Kiddy Adventure Pack Review
Pros: Attached canopy, cheaper price, 2 drool pads
Cons: Hard to adjust on the fly, difficult to use, poor storage
Compare to Similar Products
Our Analysis and Test Results
For 50 years, Kiddy has worked to increase car safety for children. The company has filed patents concerning lie-flat technology, impact shield, and shock absorbers and has received awards from Stiftung Warentest and ADAC for safety and quality. Their Evoluna i-Size is the only infant car seat with a lie-flat function inside and outside the car. Kiddy products are sold in over 50 countries worldwide and include car seats, strollers, and backpack carriers.
The comparison chart below shows the overall scores for the backpacks we tested in this review including the Kiddy (blue).
The subsections below include details on how the Kiddy performed compared to the competition.
The Kiddy earned a 5 of 10 for parent comfort.
This pack has padded shoulders (above left) that are sort of ho-hum and uninspired, but they do the job without discomfort. The chest clip is stiff (above right), but it sits off your chest.
The back of the pack has so-so padding. The pad is breathable and opens to expose the torso height strap but the torso range is only 1.5 inches making it somewhat useless.
The waist belt has average padding but it isn't as supportive as it should be. A significant amount of baby's weight rests on your hips making a supportive belt essential.
The back pad has a removable lumbar support that attaches with Velcro. Our testers didn't know if it was there or not indicating it doesn't offer much support. It could be a useful addition, but it needs to be more substantial to be effective.
The Kiddy earned a 4 of 10 for child comfort.
The seat bottom has average padding but it folds in half under baby's weight. The seat padding runs from the back up the front covering the straps and buckles for comfort and the fabric is not soft and could chafe baby's exposed skin. The shoulder straps are lightly padded and sufficient for baby's comfort.
This pack has a front face rest (above left) with two removable drool pad (above right). This pad is useful for napping little ones and the drool cloth is easier to keep clean than those that don't remove.
The cockpit on the Kiddy isn't as tight as we'd like but it isn't so open that baby will be flopping around like the Phil and Teds Parade. The pack doesn't offer stirrups, so little one's legs will dangle.
The Kiddy has a built-in canopy that pops up from the rear storage pocket (above left) and the front clips in (above right) to secure the hood. It feels like a cheaper version of the Deuter Kid Comfort 3 which is one of the best and it is challenging to stuff back into the pocket.
Ease of Use
The Kiddy earned a 4 of 10 for ease of use. This score is the low score for the carriers.
The child harness (above left) is hard to adjust and near impossible with a baby in the pack. The strap has to be taken out of buckle, looped through the back of the carrier and then threaded through buckle again. The chest clip has a button push (above right) and is weirdly stiff for such a simple design. Adjusting the baby's seat is also challenging with raising harder than lowering but and moving to the higher position is almost impossible with a baby in the carrier.

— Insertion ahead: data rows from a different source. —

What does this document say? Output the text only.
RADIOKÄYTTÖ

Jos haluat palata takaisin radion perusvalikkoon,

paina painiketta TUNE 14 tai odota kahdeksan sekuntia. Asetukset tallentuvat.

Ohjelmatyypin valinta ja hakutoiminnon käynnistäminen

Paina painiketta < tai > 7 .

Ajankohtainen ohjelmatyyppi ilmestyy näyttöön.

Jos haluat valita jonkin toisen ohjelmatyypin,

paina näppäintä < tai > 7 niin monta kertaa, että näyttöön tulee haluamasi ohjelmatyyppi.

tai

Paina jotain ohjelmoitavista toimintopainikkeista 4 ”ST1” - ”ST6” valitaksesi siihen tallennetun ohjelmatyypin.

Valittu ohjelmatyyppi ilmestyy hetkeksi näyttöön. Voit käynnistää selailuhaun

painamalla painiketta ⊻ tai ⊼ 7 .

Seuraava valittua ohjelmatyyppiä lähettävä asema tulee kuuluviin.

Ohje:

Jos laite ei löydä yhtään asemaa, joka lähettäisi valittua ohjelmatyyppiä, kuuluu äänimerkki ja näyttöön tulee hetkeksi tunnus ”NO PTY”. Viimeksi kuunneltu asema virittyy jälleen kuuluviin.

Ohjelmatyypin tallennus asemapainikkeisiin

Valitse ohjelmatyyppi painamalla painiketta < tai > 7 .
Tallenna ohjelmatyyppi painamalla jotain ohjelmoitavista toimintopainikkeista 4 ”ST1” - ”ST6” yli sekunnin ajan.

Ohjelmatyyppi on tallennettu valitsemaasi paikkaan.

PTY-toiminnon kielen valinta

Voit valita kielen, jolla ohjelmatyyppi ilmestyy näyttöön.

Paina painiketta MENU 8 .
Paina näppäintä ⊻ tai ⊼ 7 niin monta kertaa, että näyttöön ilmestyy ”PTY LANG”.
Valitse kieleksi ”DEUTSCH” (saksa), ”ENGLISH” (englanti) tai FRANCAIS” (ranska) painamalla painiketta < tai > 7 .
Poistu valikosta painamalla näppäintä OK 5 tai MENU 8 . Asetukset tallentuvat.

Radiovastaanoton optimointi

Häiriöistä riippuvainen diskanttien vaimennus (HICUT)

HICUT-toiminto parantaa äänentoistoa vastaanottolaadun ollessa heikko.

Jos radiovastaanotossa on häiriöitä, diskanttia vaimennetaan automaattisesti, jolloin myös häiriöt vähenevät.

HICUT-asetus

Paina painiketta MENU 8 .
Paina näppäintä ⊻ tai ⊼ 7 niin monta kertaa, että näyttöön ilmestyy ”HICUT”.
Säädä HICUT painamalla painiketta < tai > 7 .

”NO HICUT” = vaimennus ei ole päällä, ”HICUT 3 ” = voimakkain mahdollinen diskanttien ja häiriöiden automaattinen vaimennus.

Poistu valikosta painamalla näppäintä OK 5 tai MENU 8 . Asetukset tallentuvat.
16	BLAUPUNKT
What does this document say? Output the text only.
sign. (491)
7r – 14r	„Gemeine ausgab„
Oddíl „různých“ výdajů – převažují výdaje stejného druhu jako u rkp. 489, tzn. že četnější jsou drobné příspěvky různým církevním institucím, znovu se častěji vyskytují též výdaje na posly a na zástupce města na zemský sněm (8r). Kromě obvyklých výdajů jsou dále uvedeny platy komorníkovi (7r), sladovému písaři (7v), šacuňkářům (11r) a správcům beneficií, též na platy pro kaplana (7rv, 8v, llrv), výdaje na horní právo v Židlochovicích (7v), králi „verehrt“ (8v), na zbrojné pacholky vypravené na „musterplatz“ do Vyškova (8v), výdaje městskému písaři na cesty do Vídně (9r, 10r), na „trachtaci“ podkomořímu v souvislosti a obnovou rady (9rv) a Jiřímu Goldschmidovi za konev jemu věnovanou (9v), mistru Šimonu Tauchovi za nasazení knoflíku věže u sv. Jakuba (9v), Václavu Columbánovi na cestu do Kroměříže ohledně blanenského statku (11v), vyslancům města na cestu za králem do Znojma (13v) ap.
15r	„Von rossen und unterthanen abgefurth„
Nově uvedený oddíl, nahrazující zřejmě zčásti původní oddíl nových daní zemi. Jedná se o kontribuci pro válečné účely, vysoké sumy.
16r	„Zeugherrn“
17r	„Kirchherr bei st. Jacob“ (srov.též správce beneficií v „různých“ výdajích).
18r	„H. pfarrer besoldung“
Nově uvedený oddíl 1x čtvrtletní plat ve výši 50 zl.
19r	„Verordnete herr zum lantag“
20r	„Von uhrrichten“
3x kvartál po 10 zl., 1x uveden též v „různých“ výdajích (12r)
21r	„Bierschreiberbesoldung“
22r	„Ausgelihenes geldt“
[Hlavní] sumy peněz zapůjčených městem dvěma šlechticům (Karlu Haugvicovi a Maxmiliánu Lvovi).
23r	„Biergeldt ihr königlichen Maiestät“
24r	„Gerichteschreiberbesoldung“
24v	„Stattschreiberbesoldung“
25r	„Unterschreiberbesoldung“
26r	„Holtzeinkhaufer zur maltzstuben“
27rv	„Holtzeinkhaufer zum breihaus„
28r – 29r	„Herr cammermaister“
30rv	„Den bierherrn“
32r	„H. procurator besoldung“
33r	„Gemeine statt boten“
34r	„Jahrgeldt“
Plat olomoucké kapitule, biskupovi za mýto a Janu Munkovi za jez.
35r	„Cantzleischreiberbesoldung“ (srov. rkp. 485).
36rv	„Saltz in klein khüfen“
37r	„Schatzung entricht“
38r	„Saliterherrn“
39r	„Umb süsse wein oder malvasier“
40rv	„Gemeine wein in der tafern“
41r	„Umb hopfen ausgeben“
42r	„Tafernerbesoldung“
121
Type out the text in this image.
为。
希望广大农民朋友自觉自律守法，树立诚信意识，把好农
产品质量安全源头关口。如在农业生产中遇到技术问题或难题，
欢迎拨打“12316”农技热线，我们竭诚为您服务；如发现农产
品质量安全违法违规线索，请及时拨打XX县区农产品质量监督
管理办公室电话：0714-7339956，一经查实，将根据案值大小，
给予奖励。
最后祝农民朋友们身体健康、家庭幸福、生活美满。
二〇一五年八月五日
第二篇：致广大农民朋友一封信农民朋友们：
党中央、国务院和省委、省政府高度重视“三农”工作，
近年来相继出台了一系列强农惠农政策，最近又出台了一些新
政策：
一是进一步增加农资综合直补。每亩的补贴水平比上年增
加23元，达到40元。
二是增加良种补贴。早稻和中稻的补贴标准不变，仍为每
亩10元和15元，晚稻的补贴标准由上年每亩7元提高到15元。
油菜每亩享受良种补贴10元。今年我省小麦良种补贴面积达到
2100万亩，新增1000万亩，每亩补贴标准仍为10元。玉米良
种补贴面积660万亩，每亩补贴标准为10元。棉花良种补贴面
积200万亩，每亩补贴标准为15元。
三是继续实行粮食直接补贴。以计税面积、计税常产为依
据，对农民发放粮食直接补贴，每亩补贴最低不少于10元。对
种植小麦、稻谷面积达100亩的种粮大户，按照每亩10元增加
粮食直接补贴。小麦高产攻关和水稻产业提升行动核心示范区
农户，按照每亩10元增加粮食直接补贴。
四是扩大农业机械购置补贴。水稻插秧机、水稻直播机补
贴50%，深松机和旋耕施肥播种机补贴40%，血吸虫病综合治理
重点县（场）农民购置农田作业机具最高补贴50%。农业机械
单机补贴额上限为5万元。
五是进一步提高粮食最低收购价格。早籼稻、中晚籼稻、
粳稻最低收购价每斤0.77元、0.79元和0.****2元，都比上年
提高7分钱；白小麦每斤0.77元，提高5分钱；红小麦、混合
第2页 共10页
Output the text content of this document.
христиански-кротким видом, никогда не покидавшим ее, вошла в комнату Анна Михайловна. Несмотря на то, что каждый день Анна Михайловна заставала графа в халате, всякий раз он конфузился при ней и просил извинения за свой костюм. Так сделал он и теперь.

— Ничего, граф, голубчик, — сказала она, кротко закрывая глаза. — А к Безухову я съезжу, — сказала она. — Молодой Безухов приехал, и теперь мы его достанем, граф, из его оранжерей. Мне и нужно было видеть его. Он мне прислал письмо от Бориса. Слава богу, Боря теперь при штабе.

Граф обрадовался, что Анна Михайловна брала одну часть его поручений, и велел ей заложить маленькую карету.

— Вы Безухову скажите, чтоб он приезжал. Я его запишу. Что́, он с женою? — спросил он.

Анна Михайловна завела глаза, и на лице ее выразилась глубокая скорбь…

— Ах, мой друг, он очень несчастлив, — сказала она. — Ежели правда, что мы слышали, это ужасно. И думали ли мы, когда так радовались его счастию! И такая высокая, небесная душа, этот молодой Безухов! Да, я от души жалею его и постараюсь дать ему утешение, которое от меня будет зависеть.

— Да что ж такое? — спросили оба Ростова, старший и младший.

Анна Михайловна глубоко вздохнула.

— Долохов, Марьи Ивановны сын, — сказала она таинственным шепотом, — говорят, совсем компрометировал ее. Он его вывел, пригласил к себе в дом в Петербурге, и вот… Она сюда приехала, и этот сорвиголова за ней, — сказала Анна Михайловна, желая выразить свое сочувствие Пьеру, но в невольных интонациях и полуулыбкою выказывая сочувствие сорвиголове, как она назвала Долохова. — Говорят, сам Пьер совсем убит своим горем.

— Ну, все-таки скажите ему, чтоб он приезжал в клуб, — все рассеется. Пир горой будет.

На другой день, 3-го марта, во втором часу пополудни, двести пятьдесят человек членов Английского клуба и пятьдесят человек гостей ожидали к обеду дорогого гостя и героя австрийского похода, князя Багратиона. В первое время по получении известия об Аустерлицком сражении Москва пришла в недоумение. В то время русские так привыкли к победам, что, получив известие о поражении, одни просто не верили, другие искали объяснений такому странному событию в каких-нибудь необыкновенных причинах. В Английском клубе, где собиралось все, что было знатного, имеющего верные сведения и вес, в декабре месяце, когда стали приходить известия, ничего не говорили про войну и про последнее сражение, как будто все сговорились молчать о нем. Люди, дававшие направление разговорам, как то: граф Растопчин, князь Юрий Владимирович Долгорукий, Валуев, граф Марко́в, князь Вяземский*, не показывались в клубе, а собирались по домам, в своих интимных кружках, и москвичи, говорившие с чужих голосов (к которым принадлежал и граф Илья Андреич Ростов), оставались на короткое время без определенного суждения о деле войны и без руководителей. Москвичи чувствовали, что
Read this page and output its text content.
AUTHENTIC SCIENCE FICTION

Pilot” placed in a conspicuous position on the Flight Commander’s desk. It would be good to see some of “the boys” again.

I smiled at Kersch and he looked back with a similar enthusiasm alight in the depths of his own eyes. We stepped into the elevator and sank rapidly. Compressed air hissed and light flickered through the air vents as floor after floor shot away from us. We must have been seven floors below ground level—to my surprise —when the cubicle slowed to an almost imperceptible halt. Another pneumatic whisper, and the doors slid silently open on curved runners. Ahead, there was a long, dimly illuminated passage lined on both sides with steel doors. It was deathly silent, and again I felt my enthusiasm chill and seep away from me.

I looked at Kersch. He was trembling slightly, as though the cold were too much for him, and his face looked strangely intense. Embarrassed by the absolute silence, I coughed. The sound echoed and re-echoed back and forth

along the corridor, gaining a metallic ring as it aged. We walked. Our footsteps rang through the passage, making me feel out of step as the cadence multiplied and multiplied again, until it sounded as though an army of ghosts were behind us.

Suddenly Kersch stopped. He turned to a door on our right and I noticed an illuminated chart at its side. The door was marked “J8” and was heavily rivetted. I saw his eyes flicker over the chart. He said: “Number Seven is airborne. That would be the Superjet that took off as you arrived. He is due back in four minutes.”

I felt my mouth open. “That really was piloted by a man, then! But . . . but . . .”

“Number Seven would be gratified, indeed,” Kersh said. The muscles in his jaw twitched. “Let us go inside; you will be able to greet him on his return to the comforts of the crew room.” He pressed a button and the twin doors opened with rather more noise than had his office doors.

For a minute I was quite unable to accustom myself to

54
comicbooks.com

The adult shoulder straps are stiff and don't move smoothly making tightening on the fly frustrating and the buckles on the chest and waist are stubborn and difficult to push. The torso adjustment is time-consuming and convoluted, and given the limited range of movement, it's almost not worth the hassle.
The Kiddy has dual carry handles attached mostly out of the way. There is no location for a hydration bladder but it has a water bottle holder. The manual is similar to that of the Clevr Cross Country using the same pictures with the same model number indicating the two packs are made by the same manufacturer.
The leg brace locks in place and will stand if you don't lock it but for safety, you should double check the lock before letting go of the carrier with your baby inside. There are safety straps you need to unlock before closing the brace which can't be done once the pack is on.
The Kiddy earned a 2 of 10 for storage, making it the worst in the group.
The main pocket (above left) is large, but access is frustrating. There is a flap covering the zipper causing it to get stuck in the fabric. There is a smaller zippered pocket (above right) higher up on the backpack which is easier to operate thanks to an uncovered zipper.
There is a mesh water bottle holder with an elastic band at the top to help keep the bottle in place. The holder is unreachable by the wearer, and it requires two hands to get a bottle inside. The waistband pocket has a zipper but is too small for most mobile phones, and the zipper is sticky with a similar fabric cover problem as the main pocket.
The canopy is attached to the pack so it can't get lost or misplaced. It stores in a dedicated pocket at the top of the bag and while difficult to get in and out, this is preferable to those products where the canopy doesn't have storage or isn't connectedk.